Smoking Is Not the Cause of All Lung Cancer Deaths

DEAR ABBY: The letter from Marvin H. Leaf, D.D.S., who listed some prominent people who had died of lung cancer, struck a very painful chord within me.

Dr. Leaf mentioned Steve McQueen among those who had died as a result of smoking. Abby, Steve McQueen died of a malignant pleural mesothelioma, which is almost always due to long-term exposure to asbestos and is completely unrelated to smoking. I understand that Mr. McQueen at one time worked as an automobile brake repairman, which would have exposed him to asbestos on a daily basis.
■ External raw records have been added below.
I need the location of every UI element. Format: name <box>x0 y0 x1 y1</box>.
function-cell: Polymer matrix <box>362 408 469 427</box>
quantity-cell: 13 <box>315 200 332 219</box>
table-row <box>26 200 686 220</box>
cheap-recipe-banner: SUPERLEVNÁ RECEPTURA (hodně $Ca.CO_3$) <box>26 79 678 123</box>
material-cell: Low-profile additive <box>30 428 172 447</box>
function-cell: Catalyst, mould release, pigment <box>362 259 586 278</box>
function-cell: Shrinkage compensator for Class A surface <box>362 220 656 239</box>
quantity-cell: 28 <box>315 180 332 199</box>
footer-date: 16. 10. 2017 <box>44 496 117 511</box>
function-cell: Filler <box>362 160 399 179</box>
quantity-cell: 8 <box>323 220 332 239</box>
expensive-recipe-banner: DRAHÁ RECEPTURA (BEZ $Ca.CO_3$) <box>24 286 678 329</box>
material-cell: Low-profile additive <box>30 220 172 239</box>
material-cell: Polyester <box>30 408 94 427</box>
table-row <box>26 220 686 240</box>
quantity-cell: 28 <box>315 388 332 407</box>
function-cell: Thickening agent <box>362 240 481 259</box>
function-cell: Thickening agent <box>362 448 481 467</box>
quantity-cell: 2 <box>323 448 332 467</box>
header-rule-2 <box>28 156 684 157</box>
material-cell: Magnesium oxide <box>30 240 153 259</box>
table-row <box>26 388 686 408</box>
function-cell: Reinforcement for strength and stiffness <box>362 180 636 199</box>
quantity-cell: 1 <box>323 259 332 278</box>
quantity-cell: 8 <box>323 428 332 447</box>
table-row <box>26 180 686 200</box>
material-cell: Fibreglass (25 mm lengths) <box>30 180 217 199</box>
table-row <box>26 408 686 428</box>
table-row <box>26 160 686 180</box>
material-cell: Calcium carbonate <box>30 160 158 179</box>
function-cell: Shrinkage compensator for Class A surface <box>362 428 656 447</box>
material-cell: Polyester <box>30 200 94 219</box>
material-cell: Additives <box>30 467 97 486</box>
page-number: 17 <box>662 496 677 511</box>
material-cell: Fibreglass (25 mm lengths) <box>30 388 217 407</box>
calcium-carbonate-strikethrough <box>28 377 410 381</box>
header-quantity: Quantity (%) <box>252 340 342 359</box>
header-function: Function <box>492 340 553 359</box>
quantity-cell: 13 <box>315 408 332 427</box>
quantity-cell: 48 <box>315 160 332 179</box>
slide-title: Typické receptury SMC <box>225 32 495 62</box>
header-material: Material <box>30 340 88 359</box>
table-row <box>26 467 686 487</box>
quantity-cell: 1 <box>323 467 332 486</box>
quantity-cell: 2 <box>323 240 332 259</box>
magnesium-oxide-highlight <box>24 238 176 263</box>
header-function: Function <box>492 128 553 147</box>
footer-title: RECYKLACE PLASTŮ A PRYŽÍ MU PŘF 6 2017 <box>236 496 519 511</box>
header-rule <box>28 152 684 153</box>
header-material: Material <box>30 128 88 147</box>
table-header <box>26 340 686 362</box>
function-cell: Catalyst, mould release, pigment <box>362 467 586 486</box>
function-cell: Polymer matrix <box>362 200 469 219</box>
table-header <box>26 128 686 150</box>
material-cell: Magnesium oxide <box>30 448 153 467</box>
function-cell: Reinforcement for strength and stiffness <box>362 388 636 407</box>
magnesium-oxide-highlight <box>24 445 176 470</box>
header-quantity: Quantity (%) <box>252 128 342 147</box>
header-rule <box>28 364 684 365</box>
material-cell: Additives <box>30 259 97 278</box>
My mother was a physician and the director of health for Alamance County, North Carolina. She was also a tireless crusader for good health habits. Two years ago, she died of malignant pleural mesthelioma. My mother never smoked nor was she exposed to asbestos, and we have no idea why she developed lung cancer.

I certainly do not appreciate Dr. Leaf's implication that all lung cancers are the result of smoking and should be so publicized in the obituaries of the deceased.

You will no doubt hear from many other families who were equally offended by Dr. Leaf's misinformation, and I am sure that as usual you will set the record straight. -- JILL B. KOURY, M.D.

DEAR DR. KOURY: Thank you for writing. I tried to locate Dr. Leaf, who is now retired and has an unlisted telephone number. I hope that after this appears in my column, he will write again and set the record straight.